Electrospun P(VDF-TrFE)/ceria nanoparticle scaffolds for skeletal muscle regeneration

Volumetric muscle loss (VML) presents a significant clinical challenge due to the limited regenerative capacity of skeletal muscle. Piezoelectric scaffolds have shown promise in enhancing muscle repair by converting mechanical cues into bioelectric signals. In this study, we investigate the regenerative potential of electrospun scaffolds composed of poly(vinylidene fluoride-trifluoroethylene) [P(VDF-TrFE)] and polycaprolactone (PCL), with or without cerium dioxide nanoparticles (Ce NPs), in a VML mouse model. Hyaluronic acid functionalization was employed to improve scaffold biocompatibility. In vitro experiments confirmed the biocompatibility of these scaffolds, while in vivo assessments over eight weeks demonstrated significant efficacy in restoring muscle function. Compared with PCL-Ce scaffolds, mice implanted with piezoelectric scaffolds exhibited faster grip strength recovery, more mature muscle regeneration, a more hierarchical arrangement of muscle fibers, and increased fiber diameter.

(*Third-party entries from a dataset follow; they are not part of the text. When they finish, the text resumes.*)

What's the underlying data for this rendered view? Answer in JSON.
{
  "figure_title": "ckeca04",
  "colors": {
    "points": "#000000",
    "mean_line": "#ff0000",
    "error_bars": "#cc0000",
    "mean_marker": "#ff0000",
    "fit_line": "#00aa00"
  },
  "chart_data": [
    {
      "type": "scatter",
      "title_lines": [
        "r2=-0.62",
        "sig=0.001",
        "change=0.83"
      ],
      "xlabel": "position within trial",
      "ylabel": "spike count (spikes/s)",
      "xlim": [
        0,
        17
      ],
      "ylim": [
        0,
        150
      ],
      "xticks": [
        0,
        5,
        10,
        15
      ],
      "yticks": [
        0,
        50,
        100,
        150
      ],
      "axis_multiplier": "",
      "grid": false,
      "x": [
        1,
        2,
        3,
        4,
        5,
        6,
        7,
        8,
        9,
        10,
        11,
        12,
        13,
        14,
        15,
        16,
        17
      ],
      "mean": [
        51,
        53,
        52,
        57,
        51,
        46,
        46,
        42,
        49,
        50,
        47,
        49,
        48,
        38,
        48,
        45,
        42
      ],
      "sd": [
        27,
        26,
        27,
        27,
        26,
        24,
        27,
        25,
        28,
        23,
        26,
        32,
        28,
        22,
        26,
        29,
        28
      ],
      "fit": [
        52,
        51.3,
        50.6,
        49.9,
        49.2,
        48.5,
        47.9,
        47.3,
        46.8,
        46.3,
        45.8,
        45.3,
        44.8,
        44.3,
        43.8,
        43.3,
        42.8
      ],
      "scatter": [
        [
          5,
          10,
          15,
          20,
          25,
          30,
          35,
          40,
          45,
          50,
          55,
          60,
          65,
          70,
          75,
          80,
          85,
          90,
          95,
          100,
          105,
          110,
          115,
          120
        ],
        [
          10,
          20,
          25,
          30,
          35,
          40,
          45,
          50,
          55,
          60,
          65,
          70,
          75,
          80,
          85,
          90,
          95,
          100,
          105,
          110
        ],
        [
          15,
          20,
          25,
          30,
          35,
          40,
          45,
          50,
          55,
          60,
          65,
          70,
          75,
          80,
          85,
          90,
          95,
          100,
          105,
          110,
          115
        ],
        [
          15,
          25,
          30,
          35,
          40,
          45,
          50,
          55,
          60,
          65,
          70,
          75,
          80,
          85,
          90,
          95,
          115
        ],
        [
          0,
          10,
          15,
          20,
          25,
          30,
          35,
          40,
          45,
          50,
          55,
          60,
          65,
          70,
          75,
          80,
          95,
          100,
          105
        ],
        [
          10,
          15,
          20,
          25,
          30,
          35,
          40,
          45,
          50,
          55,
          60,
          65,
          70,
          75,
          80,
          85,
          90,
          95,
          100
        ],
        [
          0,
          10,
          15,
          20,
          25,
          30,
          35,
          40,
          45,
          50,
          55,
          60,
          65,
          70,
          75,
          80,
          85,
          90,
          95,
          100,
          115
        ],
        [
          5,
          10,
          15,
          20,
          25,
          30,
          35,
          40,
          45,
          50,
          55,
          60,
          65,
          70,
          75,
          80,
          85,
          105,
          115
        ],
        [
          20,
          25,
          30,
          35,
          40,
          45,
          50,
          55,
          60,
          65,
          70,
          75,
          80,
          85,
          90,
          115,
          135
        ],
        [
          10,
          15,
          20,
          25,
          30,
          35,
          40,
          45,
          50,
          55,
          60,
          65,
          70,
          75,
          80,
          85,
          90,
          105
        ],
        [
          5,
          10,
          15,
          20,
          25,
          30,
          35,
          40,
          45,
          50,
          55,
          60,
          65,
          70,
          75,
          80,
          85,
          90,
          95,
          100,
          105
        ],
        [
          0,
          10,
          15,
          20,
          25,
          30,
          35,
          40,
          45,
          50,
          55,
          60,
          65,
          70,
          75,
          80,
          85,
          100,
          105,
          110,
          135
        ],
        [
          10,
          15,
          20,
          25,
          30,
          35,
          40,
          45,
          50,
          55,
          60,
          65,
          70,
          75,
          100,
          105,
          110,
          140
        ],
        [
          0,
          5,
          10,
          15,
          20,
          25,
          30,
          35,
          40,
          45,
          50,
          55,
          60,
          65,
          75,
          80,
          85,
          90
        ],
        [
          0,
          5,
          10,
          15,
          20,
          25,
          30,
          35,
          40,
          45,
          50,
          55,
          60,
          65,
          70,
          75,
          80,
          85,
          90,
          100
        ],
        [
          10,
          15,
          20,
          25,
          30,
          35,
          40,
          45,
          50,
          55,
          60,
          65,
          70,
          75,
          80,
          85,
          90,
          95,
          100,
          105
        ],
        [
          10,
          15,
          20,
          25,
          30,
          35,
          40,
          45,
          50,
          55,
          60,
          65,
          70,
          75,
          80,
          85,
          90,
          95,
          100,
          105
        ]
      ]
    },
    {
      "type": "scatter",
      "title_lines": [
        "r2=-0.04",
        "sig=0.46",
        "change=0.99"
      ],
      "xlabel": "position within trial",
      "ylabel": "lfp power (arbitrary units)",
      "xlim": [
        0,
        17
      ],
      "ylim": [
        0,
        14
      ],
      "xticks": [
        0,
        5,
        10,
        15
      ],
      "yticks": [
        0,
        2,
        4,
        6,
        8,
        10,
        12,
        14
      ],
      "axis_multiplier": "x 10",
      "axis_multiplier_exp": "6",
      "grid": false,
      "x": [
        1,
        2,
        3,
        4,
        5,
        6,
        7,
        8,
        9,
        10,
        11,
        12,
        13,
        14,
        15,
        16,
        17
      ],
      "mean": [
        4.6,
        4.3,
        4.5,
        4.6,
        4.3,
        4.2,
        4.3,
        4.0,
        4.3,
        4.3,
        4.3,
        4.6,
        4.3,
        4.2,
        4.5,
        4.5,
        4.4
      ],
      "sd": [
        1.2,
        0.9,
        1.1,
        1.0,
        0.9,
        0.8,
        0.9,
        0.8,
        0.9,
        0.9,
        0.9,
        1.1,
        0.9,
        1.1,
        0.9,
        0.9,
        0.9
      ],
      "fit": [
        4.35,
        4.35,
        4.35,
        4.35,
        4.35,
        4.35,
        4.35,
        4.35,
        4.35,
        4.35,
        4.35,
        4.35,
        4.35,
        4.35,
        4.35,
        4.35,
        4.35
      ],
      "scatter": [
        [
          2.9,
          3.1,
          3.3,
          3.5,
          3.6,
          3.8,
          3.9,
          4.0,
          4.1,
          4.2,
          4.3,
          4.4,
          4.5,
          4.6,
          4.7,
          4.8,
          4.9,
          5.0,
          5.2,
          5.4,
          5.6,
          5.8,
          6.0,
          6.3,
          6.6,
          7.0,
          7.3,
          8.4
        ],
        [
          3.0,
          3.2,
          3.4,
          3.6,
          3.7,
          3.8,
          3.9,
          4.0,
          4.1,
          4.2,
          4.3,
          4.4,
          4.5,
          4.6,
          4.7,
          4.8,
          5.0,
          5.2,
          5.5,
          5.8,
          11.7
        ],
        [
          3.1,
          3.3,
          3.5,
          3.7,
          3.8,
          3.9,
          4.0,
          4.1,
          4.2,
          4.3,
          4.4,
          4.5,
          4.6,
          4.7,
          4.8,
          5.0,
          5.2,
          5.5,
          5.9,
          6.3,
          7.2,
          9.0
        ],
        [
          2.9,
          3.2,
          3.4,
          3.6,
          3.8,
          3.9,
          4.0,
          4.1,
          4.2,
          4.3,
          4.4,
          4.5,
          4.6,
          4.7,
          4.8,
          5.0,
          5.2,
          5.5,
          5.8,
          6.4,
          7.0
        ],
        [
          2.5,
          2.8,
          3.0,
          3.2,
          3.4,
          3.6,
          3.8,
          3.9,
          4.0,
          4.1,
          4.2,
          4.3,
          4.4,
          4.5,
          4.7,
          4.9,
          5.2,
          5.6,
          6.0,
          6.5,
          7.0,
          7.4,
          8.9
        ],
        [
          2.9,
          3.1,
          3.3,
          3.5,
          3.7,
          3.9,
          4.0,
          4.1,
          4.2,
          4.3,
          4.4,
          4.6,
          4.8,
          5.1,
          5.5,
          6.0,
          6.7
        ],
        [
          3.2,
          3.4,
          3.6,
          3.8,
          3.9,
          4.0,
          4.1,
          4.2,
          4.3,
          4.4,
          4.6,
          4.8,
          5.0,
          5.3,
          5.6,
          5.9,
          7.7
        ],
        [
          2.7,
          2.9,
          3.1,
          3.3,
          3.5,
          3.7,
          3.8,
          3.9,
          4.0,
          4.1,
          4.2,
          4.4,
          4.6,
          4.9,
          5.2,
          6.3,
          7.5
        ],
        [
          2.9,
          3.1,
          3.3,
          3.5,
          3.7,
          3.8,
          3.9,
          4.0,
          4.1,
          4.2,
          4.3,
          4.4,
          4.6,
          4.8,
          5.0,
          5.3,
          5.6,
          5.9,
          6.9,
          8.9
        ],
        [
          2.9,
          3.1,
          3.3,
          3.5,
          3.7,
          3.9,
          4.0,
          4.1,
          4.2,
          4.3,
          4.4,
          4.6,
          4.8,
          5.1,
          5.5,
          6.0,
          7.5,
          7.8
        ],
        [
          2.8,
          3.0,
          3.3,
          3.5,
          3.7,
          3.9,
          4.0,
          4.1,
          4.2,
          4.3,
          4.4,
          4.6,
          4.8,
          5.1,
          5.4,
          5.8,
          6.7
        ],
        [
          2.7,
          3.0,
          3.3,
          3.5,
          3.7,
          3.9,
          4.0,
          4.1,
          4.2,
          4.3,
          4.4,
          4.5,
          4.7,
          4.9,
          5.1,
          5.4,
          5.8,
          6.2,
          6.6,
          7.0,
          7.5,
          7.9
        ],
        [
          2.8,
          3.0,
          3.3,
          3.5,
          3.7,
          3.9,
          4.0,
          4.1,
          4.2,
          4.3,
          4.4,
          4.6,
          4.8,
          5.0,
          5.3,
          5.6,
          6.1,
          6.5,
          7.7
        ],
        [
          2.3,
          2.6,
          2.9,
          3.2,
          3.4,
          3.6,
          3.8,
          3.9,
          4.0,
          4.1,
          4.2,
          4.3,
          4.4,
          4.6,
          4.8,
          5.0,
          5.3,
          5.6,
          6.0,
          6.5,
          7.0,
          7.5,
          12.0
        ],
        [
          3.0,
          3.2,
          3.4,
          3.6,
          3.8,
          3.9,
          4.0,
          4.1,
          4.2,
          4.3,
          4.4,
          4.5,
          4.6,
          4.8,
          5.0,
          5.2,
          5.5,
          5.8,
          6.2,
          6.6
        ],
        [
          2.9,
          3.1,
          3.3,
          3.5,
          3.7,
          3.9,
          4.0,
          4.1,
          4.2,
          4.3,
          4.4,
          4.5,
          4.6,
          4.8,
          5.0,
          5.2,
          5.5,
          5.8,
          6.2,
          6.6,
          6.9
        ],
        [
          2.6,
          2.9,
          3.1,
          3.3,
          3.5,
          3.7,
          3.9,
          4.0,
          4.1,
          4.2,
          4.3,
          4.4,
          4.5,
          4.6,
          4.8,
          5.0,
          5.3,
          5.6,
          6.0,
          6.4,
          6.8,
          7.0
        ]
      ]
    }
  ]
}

Additionally, the antioxidant properties of Ce NPs reduced adipocyte infiltration and excessive collagen deposition and were associated with enhanced angiogenesis. Grip strength measurements further highlighted the superior regenerative performance of P(VDF-TrFE) scaffolds combined with Ce NPs. Overall, these findings underscore the potential of piezoelectric scaffolds integrated with antioxidants in promoting structural and functional muscle regeneration following VML.